Reproduction of Mission Frontiers: or Why Protestantism Can Climb the Hills of Southeast Asia

Masao Imamura (National University of Singapore)

It has been said that highland groups in Southeast Asia have maintained a high degree of religious autonomy, blocking the influences of the lowland societies. “Civilization can’t climb hills,” as James Scott has put it. In the past two centuries, however, many upland groups—in both the mainland and maritime regions—have converted to Protestant Christianity. The Kachin people in northern Myanmar (Burma) is one of them; a vast majority of them are Protestants today. Although much attention has been paid to the pioneering foreign (especially American) missions, most of the evangelical campaigns to the Kachin region have been actually conducted by “indigenous” peoples themselves: first Karen and later Kachin.

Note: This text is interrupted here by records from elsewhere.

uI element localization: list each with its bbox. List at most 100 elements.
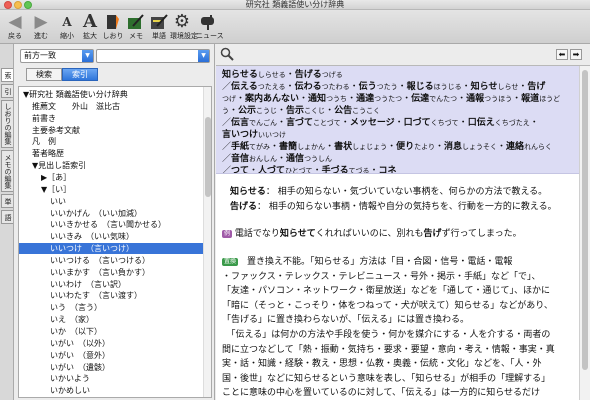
search-icon[interactable] (220, 47, 234, 61)
tree-item[interactable]: ▶［あ］ (19, 172, 203, 183)
synonym-word[interactable]: 通信 (286, 154, 304, 164)
synonym-word[interactable]: 公告 (334, 106, 352, 116)
tree-item[interactable]: いいきみ （いい気味） (19, 231, 203, 242)
synonym-word[interactable]: 伝える (231, 82, 258, 92)
tree-scrollbar[interactable] (203, 87, 211, 397)
preferences-button[interactable]: ⚙ 環境設定 (170, 12, 198, 43)
synonym-word[interactable]: 知らせ (471, 82, 498, 92)
synonym-word[interactable]: 告示 (286, 106, 304, 116)
tree-item[interactable]: いいわけ （言い訳） (19, 279, 203, 290)
synonym-word[interactable]: 案内あんない (245, 94, 299, 104)
synonym-word[interactable]: 伝言 (231, 118, 249, 128)
side-tab-word2[interactable]: 語 (1, 210, 13, 224)
separator: ／ (222, 82, 232, 92)
back-button-label: 戻る (8, 32, 22, 40)
forward-button[interactable]: ▶ 進む (29, 12, 53, 43)
synonym-word[interactable]: 手紙 (231, 142, 249, 152)
synonym-word[interactable]: 伝う (359, 82, 377, 92)
index-tree[interactable]: ▼研究社 類義語使い分け辞典 推薦文 外山 滋比古 前書き 主要参考文献凡 例著者略歴… (18, 86, 212, 398)
tree-scroll-thumb[interactable] (205, 117, 211, 197)
tab-index[interactable]: 索引 (62, 68, 98, 81)
tree-item[interactable]: いいまかす （言い負かす） (19, 267, 203, 278)
memo-label: メモ (129, 32, 143, 40)
synonym-line: つげ・案内あんない・通知つうち・通達つうたつ・伝達でんたつ・通報つうほう・報道ほ… (222, 93, 573, 105)
synonym-word[interactable]: 伝わる (295, 82, 322, 92)
search-input[interactable]: ▼ (96, 49, 210, 63)
next-entry-button[interactable]: ➡ (570, 49, 582, 60)
separator: ／ (222, 166, 232, 173)
synonym-word[interactable]: 報道 (521, 94, 539, 104)
synonym-word[interactable]: 書状 (334, 142, 352, 152)
synonym-word[interactable]: 伝達 (411, 94, 429, 104)
separator: ・ (277, 154, 287, 164)
word-button[interactable]: 単語 (147, 12, 171, 43)
synonym-word[interactable]: つて (231, 166, 249, 173)
synonym-word[interactable]: 知らせる (222, 70, 258, 80)
tree-item[interactable]: いい (19, 196, 203, 207)
tree-item[interactable]: 著者略歴 (19, 148, 203, 159)
content-scroll-thumb[interactable] (582, 70, 588, 370)
tree-item[interactable]: いがい （意外） (19, 350, 203, 361)
tree-item[interactable]: いかいよう (19, 373, 203, 384)
window-titlebar: 研究社 類義語使い分け辞典 (0, 0, 590, 10)
synonym-word[interactable]: 連絡 (506, 142, 524, 152)
content-scrollbar[interactable] (579, 66, 590, 400)
tree-item-selected[interactable]: いいつけ （言いつけ） (19, 243, 203, 255)
synonym-word[interactable]: 報じる (407, 82, 434, 92)
tab-search[interactable]: 検索 (26, 68, 62, 81)
synonym-word[interactable]: 人づて (258, 166, 285, 173)
synonym-word[interactable]: 書簡 (279, 142, 297, 152)
tree-item[interactable]: いか （以下） (19, 326, 203, 337)
tree-item[interactable]: ▼［い］ (19, 184, 203, 195)
tree-item[interactable]: 推薦文 外山 滋比古 (19, 101, 203, 112)
synonym-line: ／伝言でんごん・言づてことづて・メッセージ・口づてくちづて・口伝えくちづたえ・ (222, 117, 573, 129)
side-tab-word[interactable]: 単 (1, 194, 13, 208)
tree-item[interactable]: いかめしい (19, 385, 203, 396)
back-button[interactable]: ◀ 戻る (3, 12, 27, 43)
synonym-word[interactable]: 音信 (231, 154, 249, 164)
tree-item[interactable]: いいわたす （言い渡す） (19, 290, 203, 301)
bookmark-button[interactable]: しおり (101, 12, 125, 43)
tree-item[interactable]: いいつける （言いつける） (19, 255, 203, 266)
synonym-word[interactable]: 消息 (444, 142, 462, 152)
tree-item[interactable]: ▼研究社 類義語使い分け辞典 (19, 89, 203, 100)
tree-item[interactable]: いいきかせる （言い聞かせる） (19, 219, 203, 230)
tree-item[interactable]: いがい （以外） (19, 338, 203, 349)
tree-item[interactable]: いがい （遺骸） (19, 362, 203, 373)
side-tab-memo-edit[interactable]: メモの編集 (1, 150, 13, 192)
side-tab-bookmark-edit[interactable]: しおりの編集 (1, 100, 13, 148)
news-button[interactable]: ニュース (196, 12, 224, 43)
usage-text: 間に立つなどして「熱・振動・気持ち・要求・要望・意向・考え・情報・事実・真 (222, 344, 555, 355)
synonym-word[interactable]: 告げ (527, 82, 545, 92)
definition-word: 知らせる (230, 187, 266, 197)
synonym-word[interactable]: 言いつけ (222, 130, 258, 140)
synonym-word[interactable]: 口伝え (468, 118, 495, 128)
synonym-word[interactable]: 口づて (404, 118, 431, 128)
tree-item[interactable]: いいかげん （いい加減） (19, 208, 203, 219)
tree-item[interactable]: 前書き (19, 113, 203, 124)
synonym-word[interactable]: 言づて (286, 118, 313, 128)
synonym-word[interactable]: 便り (396, 142, 414, 152)
synonym-word[interactable]: 告げる (295, 70, 322, 80)
synonym-word[interactable]: 手づる (322, 166, 349, 173)
side-tab-index2[interactable]: 引 (1, 84, 13, 98)
tree-item[interactable]: いえ （家） (19, 314, 203, 325)
side-tab-index[interactable]: 索 (1, 68, 13, 82)
synonym-word[interactable]: 通達 (356, 94, 374, 104)
tree-item[interactable]: ▼見出し語索引 (19, 160, 203, 171)
synonym-word[interactable]: コネ (379, 166, 397, 173)
separator: ／ (222, 118, 232, 128)
synonym-word[interactable]: 通報 (466, 94, 484, 104)
tree-item[interactable]: いう （言う） (19, 302, 203, 313)
tree-item[interactable]: 凡 例 (19, 136, 203, 147)
synonym-word[interactable]: 公示 (238, 106, 256, 116)
synonym-word[interactable]: 通知 (308, 94, 326, 104)
enlarge-font-button[interactable]: A 拡大 (78, 12, 102, 43)
synonym-word[interactable]: メッセージ (350, 118, 395, 128)
memo-button[interactable]: メモ (124, 12, 148, 43)
shrink-font-button[interactable]: A 縮小 (55, 12, 79, 43)
tree-item[interactable]: 主要参考文献 (19, 125, 203, 136)
match-mode-select[interactable]: 前方一致 ▼ (20, 49, 94, 63)
synonym-line: ／音信おんしん・通信つうしん (222, 153, 573, 165)
prev-entry-button[interactable]: ⬅ (556, 49, 568, 60)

The “Karen home missions,” established in the Irrawaddy Delta, carried out long-term and long-distance mission work across and beyond Myanmar in the 19th century. And then such “home missions” were reproduced elsewhere by other groups including the Kachin, who in the 20th century reached even more remote frontiers such as the Naga and Wa areas. The spatial extension of Protestantism to the uplands has been achieved through the indigenous reproduction of evangelical frontier missions. That is, the “indigenization” has required a series of frontiers to be successively identified. Framing frontier as “space of conversion” or “space-to-be-converted,” I identify and analyze the key developments both in doctrine and practice of Protestant evangelism that have enabled the reproduction of mission frontiers.